Dear docker fan boys and girls,
Please convince me to use docker containers instead of Plone installation from packages.
I've summarized the installation from packages in Install Plone from its packages – Install — Plone Documentation v6.0 and listed the common tasks including how to install Plone backend add-ons in Manage add-ons and packages – Install — Plone Documentation v6.0.
How do I docker compose a Plone installation with a docker compose configuration file (I like configuration files to have this Plone set up documented with add-ons, etc ) that raises a Plone backend with an add-on xy and add-on abc?
There are examples, but I don't get it.
Is a docker image so rigid, that I cannot provide a configuration attribute like an environment variable set in the docker compose configuration file to add an add-on? but instead need to build a custom image? I mean a Plone docker image is a Plone installation setup, isn't it? Why does it lack and how in future could it provide a slot to check in add-ons?
I am imagining a docker compose configuration file that allows to configure Plone backend add-ons.
No need to convince you. Docker in the context of Plone installations is wasted time for me.
Too error-prone, too time-consuming, too inflexible.
Hi @ksuess ,
I'm also new to docker but it ain't that bad.

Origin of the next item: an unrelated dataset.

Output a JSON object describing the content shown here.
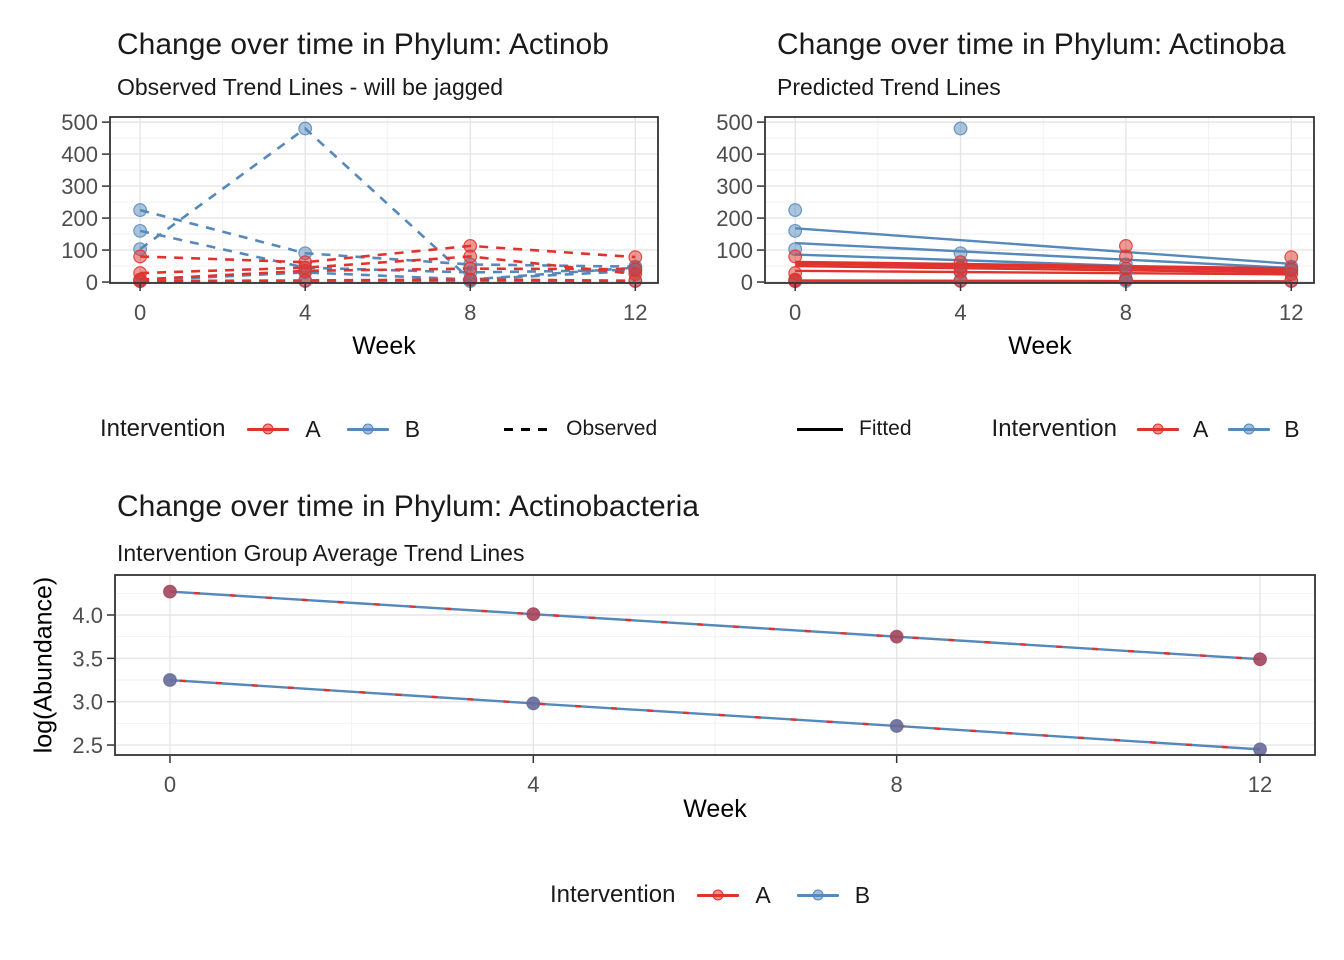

For my dev instance I have two volumes, one for the data dir (aka var) and the other for the src dir for addons I'm working on.
ADDONS: collective.exportimport collective.easyform my.addon
Note that I set DELETE_EXISTING to false so I keep my database when restarting the container.
IMHO the question is not "docker containers" vs. "installation from packages".
The basic question is whether you want (or need) to use the benefits of containerization (e.g. with docker) or not.
The plone docker images actually do a "Plone installation from the packages" (which of course could be used as a reference for installing plone from the packages without docker).
See for instance the code of Dockerfile.builder#L27
Not sure if I qualify as a docker fan boy, but I have seen benefits. I have found that building custom images in CI/CD is a good approach that supports stable deployments. I'm deploying very simply (docker compose not kubernetes) and even then, building custom images has been helpful.
I would be interested in revisiting the pros and cons of packages vs containers in development. Haven't on-boarded a new dev recently but I suspect it will be easier to with containers than packages (just a guess). I should be doing on-boarding this month so we'll see.
If someone is starting out I don't know why anyone would not be starting with docker. Maybe if you think you will only ever have one service and one site and no adjustments for loaded needed?
Little bit a learning gets you a lot of flexibility and speed in adding additional parts to your stack.